The Litchfield Community Unit School District 12 Board of Education adopted a five‑year strategic plan following a consultant‑led presentation and remarks from three student participants.
Consultants described a process that began in November and included seven board SWOT interviews, student, staff and family surveys and six stakeholder meetings from January through April. Consultant Jason said the process was “organic,” with iterative drafts refined by committee input. The plan includes a tagline—“honoring our roots, building our future”—a written mission and vision and a “portrait of a graduate” defining six graduate qualities.
Student Faith told the board, “One of my favorite parts about doing this process was getting to meet new people and talk to all the individuals that came to all the meetings.” Another student said they felt included even when they could not attend every meeting and that adults listened to the student perspective.

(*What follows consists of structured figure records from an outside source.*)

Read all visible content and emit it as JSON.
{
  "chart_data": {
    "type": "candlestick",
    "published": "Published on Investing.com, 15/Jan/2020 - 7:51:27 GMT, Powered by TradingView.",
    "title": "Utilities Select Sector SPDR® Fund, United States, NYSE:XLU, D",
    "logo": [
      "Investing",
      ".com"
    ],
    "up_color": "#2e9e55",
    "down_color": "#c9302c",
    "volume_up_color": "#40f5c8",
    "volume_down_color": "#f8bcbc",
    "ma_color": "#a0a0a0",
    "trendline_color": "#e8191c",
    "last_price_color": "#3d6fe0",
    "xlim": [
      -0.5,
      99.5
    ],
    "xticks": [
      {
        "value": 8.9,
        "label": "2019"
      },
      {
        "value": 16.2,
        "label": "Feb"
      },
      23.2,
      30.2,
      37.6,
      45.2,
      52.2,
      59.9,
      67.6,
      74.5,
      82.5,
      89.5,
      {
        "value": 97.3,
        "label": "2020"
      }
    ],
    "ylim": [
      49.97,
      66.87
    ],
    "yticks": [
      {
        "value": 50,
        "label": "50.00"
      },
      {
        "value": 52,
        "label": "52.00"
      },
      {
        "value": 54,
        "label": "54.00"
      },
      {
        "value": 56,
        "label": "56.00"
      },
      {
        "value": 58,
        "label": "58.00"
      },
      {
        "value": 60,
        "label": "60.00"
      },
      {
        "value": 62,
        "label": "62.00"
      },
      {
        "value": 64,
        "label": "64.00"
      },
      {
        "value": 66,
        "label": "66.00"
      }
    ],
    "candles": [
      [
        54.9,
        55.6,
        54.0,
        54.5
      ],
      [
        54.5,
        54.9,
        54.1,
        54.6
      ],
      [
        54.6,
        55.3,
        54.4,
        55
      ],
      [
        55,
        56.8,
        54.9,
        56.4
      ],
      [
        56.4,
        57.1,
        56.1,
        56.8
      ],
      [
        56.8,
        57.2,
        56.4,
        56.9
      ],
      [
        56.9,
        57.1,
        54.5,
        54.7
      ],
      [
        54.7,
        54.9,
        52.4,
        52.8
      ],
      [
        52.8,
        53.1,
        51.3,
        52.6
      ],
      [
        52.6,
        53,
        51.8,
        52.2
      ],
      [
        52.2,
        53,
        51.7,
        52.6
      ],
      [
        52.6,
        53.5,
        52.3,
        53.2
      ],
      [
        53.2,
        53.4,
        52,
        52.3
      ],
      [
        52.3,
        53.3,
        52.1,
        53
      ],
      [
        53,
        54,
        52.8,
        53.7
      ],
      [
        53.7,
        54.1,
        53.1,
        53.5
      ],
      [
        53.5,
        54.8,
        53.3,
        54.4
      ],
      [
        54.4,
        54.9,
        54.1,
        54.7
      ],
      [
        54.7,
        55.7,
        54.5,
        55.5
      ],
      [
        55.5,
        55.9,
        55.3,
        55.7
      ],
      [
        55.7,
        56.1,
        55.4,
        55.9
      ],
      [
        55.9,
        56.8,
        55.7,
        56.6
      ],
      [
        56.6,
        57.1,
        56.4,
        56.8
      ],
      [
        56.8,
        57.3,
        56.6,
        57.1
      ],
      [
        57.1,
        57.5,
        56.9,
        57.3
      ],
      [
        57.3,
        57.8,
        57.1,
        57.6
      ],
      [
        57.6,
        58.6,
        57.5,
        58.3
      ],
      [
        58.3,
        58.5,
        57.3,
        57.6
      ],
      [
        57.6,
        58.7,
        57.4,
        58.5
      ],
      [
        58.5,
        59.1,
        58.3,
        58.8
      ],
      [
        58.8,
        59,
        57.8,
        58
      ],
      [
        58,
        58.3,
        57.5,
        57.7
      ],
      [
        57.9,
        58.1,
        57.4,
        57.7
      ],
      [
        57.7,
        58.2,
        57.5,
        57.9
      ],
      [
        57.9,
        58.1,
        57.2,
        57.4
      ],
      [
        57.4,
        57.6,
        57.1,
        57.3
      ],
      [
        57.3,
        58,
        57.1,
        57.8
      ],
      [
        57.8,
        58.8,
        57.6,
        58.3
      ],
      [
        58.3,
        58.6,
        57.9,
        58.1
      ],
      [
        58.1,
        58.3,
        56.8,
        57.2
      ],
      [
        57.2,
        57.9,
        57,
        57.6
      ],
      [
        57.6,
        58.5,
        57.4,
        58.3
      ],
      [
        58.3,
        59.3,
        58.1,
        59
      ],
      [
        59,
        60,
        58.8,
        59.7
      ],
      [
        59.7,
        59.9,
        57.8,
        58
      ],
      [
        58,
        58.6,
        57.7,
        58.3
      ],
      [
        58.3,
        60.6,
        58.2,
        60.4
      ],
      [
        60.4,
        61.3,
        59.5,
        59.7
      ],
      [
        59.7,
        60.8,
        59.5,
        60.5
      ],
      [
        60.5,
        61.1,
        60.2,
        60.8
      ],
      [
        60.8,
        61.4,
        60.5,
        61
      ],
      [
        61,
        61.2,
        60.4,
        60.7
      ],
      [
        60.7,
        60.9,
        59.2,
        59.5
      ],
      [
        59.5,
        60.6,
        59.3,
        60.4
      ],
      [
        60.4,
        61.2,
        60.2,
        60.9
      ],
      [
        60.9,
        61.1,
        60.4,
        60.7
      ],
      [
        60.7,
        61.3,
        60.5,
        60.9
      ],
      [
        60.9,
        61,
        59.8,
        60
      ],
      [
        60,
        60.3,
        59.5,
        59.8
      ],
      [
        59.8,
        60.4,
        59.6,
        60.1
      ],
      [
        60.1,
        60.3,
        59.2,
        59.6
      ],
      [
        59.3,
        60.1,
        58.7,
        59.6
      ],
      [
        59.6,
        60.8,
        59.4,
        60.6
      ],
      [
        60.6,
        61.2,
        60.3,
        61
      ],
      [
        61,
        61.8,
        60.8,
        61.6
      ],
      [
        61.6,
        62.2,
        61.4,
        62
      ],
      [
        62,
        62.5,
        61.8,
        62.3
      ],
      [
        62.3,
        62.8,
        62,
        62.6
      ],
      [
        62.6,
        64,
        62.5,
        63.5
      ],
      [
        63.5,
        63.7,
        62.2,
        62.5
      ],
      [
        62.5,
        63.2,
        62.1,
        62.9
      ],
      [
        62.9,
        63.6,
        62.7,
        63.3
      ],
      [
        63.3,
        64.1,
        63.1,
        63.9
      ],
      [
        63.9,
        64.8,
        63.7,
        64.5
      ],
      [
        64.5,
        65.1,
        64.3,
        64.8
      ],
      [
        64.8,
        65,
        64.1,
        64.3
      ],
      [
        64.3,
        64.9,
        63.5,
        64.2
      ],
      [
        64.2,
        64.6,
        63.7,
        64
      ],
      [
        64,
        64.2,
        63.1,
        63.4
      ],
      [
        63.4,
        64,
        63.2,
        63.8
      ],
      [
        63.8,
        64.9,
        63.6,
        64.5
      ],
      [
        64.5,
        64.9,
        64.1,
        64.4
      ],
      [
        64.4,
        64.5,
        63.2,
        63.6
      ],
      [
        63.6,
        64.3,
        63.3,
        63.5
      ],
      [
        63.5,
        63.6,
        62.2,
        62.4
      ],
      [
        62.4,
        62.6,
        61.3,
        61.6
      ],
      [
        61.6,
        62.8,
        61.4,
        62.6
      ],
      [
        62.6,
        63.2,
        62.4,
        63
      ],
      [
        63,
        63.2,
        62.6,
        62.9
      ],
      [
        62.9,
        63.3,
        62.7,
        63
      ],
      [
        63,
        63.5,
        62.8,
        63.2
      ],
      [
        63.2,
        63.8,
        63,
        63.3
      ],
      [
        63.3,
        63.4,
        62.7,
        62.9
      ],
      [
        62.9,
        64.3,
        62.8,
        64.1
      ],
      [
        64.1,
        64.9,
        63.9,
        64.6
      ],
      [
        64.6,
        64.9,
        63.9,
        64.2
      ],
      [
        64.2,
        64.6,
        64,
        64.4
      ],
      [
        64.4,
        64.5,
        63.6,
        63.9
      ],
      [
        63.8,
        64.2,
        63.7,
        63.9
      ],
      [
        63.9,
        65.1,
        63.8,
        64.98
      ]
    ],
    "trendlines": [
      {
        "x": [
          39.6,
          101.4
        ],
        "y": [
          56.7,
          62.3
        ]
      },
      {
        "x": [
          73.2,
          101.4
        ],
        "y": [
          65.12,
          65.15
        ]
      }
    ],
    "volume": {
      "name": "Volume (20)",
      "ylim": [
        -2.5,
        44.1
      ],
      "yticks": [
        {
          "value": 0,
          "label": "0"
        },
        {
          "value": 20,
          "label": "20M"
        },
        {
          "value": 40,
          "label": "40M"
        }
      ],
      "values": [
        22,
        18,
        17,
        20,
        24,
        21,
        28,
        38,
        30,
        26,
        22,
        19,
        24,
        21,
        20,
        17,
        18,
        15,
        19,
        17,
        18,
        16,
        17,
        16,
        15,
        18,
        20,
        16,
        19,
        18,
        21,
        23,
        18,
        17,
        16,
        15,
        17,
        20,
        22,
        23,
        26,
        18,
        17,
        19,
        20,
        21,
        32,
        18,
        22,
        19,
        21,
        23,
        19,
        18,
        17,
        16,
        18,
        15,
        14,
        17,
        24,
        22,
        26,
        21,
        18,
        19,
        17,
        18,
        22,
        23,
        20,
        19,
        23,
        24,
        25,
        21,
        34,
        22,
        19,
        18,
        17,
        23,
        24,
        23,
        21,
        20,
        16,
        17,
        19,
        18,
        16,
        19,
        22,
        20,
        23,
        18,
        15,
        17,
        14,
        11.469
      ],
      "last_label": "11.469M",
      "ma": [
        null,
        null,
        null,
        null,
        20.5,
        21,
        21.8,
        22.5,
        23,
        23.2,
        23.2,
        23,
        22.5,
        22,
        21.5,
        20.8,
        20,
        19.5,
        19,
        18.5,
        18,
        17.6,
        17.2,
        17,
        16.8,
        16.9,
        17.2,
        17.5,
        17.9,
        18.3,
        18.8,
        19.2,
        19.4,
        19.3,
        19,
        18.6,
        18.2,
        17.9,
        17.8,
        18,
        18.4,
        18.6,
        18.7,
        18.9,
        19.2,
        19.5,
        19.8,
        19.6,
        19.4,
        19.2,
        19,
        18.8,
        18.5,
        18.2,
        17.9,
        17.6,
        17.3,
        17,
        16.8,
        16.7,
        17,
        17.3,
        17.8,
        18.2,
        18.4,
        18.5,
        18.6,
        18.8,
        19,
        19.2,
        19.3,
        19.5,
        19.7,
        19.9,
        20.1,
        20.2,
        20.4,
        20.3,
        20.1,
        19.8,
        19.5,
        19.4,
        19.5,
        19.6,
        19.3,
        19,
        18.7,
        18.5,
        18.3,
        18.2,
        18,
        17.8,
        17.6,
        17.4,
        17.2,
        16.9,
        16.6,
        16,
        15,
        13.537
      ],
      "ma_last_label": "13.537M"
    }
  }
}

The board heard the consultants read the mission: “Litchfield School District is committed to serving our students, staff, and community through meaningful education, shared pride, and daily inspiration. We empower every learner to become a successful, independent, and contributing member of society.” The vision reads that the district “strives to be a place where every student is acknowledged, inspired, and challenged,” and the presenters listed values (integrity; opportunity; respect; innovation; community and service; excellence) with definitions for each.
Consultants outlined the plan’s five goal areas that will guide action‑planning over the next five years: climate and culture (safety, belonging, attendance and extracurricular participation); facilities and learning environment (a comprehensive five‑year facility plan, improvements to spectator accommodations and adaptable instructional spaces); family and community connection (improved, consistent communications and expanded counseling and post‑secondary supports); governance, finance and operations (transparency, long‑term fund balance management and staff recruitment/retention); and teaching and learning (research‑based instruction, professional development, expanded CTE/dual‑credit opportunities and social‑emotional learning supports).
Superintendent Dr. Kelly Mlan thanked stakeholders and students and emphasized the plan is a framework rather than a finished set of actions. Dr. Mlan said administration will work with the consultants to translate the goals into specific action steps and timelines and return with annual updates on progress.
A board member moved and a second was recorded; a roll‑call vote was requested and taken. The motion to approve the strategic plan was recorded and the board proceeded to other agenda items.
Next steps: administration and the consultant team will begin building the action steps that translate the plan’s goals into measurable activities and will report progress to the board in future meetings.